『不器男百句』 坪内稔典・谷さやん編(創風社出版/2006)より抜粋
永き日のにはとり柵を越えにけり
人入って門のこりたる暮春かな
向日葵の蕋を見るとき海消えし
川蟹のしろきむくろや秋磧
あなたなる夜雨の葛のあなたかな
花うばらふたたび堰にめぐり合ふ
みじろぎにきしむ木椅子や秋日和
まながひの蜻蛉あやめて帰省かな
白藤や揺りやみしかばうすみどり
銀杏にちりぢりの空暮れにけり
芝不器男は昭和五年、二十七歳を迎える前に亡くなった。昭和五年は昭和恐慌と呼ばれる大恐慌に見まわれた年で、愛媛の片田舎にもその影響は及んでいたと思われる。
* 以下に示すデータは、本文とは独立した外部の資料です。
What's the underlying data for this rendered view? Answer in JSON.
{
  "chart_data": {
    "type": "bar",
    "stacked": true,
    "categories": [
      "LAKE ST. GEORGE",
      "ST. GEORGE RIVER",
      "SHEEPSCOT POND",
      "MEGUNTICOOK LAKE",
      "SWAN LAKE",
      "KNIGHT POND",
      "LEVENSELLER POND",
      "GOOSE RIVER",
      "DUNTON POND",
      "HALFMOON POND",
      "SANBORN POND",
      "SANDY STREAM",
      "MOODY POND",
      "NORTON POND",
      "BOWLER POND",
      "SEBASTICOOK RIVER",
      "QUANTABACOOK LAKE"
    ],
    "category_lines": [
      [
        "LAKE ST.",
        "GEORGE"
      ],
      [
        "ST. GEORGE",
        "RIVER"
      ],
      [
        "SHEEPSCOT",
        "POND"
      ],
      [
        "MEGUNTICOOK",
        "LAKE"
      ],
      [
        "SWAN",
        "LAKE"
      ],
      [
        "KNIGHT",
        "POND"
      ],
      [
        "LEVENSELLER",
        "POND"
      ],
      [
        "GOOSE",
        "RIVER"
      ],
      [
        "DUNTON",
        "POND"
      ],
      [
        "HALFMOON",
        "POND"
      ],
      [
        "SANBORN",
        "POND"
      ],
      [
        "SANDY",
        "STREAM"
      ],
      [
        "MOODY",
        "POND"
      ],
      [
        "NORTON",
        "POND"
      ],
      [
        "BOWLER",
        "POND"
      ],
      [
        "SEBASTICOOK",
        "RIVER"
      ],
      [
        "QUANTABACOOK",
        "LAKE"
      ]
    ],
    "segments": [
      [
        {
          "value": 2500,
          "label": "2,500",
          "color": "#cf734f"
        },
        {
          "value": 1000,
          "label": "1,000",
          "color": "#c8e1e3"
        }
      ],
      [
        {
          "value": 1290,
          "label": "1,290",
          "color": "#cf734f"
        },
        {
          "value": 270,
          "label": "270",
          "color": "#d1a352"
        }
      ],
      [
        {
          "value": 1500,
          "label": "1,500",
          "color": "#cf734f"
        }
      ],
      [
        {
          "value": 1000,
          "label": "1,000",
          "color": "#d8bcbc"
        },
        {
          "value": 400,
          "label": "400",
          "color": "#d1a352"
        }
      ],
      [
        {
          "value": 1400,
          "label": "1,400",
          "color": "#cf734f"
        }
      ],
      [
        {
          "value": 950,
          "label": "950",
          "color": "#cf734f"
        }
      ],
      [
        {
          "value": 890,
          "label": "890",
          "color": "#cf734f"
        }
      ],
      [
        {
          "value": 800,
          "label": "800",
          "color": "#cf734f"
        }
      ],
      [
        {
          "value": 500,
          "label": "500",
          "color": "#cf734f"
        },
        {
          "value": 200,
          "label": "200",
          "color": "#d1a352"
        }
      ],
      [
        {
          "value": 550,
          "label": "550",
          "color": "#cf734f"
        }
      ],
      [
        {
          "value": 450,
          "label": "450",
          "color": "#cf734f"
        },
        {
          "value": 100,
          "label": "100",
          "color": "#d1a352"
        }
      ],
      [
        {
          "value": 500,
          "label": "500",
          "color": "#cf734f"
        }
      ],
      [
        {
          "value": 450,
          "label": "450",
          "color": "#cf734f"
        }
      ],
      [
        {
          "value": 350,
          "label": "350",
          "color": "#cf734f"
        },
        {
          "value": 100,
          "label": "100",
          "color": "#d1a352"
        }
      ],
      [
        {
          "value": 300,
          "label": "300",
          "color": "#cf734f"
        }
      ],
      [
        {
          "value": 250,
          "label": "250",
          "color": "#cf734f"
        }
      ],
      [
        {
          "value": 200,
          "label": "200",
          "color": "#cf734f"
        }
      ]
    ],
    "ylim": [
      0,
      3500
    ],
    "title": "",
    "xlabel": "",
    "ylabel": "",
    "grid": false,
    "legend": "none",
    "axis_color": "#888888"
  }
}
働きたくても仕事がなく、ただ資産を食い潰す。大多数の大人が…という状況はコロナ禍の現代、発展途上国でも頻発している。恐慌から第二次世界大戦に繋がっていった歴史を鑑みれば、我々はここで何としても踏み止まらなくてはなるまい。
さて、話を不器男の俳句に戻そう。
明治生まれながら不器男の句はモダンで明晰である。彼の場合まず映像があり、それを言語に置き換えている。その言葉のチョイスは上品で語感音感も良く、上記の抜粋句などは令和の現代でも情景を思い浮かべられる汎用性を持つ。又、語り尽くさず色々な読みができる余白があることが、俳句としての肝心な仕掛けであり、自らを文学足らしめていると言えよう。